In January, Siemens Energy signed an MoU with Mubadala Investment Company, creating a strategic partnership to drive investment and development of advanced technology, manufacture of equipment, and green hydrogen and synthetic fuel production.11
Sweeping changes to the UAE’s Commercial Companies Law will be an even bigger draw for newcomers.
The amendment, published in September, allows 100 percent foreign shareholding for firms outside of free zones, among a raft of other investor-positive changes.
Untapped Egyptian market
With a fast-growing, young population of 100 million, Egypt has the potential to leverage its strategic location, considerable market size and workforce to attract untapped investment.
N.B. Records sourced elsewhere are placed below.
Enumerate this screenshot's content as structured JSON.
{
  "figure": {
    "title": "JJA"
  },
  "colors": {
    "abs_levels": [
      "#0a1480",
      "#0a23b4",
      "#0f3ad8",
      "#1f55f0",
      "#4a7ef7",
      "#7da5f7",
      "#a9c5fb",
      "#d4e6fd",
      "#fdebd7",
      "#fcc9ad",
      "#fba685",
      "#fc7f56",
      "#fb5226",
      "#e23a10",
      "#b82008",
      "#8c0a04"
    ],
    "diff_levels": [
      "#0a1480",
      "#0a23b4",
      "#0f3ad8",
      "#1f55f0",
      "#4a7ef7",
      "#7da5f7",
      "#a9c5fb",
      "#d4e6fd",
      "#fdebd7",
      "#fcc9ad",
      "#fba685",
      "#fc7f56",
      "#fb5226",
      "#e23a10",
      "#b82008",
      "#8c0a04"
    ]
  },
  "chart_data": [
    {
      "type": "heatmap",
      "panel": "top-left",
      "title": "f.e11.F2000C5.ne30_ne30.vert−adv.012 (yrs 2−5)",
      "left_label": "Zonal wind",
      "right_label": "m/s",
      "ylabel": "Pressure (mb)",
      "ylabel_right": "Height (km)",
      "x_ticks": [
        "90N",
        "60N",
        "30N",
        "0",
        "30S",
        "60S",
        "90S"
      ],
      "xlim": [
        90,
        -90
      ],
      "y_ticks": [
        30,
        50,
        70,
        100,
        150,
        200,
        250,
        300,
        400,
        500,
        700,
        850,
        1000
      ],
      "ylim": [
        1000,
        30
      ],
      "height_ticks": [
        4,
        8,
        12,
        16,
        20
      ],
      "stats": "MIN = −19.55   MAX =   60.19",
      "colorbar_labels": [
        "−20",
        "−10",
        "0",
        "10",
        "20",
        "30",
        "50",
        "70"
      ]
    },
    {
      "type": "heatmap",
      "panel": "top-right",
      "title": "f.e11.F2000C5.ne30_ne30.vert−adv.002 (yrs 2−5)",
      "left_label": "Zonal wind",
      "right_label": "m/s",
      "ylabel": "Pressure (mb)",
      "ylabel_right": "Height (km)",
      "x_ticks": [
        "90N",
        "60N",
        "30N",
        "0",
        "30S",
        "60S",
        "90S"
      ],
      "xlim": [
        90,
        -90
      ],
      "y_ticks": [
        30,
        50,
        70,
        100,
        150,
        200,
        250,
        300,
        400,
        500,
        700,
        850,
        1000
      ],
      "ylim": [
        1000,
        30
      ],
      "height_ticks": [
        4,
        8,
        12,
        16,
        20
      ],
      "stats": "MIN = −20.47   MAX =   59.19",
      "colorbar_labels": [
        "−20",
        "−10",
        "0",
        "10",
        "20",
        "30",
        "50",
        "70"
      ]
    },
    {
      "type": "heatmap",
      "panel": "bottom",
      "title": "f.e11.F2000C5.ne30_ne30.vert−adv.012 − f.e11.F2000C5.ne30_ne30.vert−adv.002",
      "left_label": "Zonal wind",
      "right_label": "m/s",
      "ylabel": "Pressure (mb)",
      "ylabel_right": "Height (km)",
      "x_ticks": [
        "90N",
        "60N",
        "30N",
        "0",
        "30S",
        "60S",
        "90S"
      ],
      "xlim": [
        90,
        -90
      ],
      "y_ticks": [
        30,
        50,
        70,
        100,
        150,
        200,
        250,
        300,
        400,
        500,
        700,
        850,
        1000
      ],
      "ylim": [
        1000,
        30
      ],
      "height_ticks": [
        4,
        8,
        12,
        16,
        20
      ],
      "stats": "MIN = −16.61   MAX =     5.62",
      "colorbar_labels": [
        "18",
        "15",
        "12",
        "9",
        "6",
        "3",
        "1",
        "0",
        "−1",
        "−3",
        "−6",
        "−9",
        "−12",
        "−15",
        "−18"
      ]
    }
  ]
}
Despite a massive hit from COVID-19 to its vital tourism sector, Egypt has managed to keep growing, with a government-sponsored emergency package of fiscal, monetary and social measures absorbing some of the impact.
HSBC Global Research sees investment opportunities mainly in Egypt’s energy sector – bolstered by the government’s sustainability drive – as well as in basic infrastructure, and increasingly in telecommunications.
Other promising sectors include transportation, housing, information technology and food.
The government’s reforms have improved trade, encouraging German companies to invest EUR1.7 billion (U.S.$2.1 billion), German Ambassador to Egypt Cyrill Nunn said in March.12
Over 1,200 German companies already operate in the country13, supplying high-speed trains and cooperating in hydrogen and renewable energy production.
Egypt’s highly diversified manufacturing sector also offers great potential for German businesses, along with a massive construction drive to build a new administrative capital in East Cairo, expected to house 6.5 million people and feature a 650-km road network.14
The MENAT region’s dynamic, modernising economies present an increasing range of opportunities for German Mittelstand companies looking to expand beyond mature markets. Strong population growth, a strategic location and reform-minded governments make the investment case even more compelling.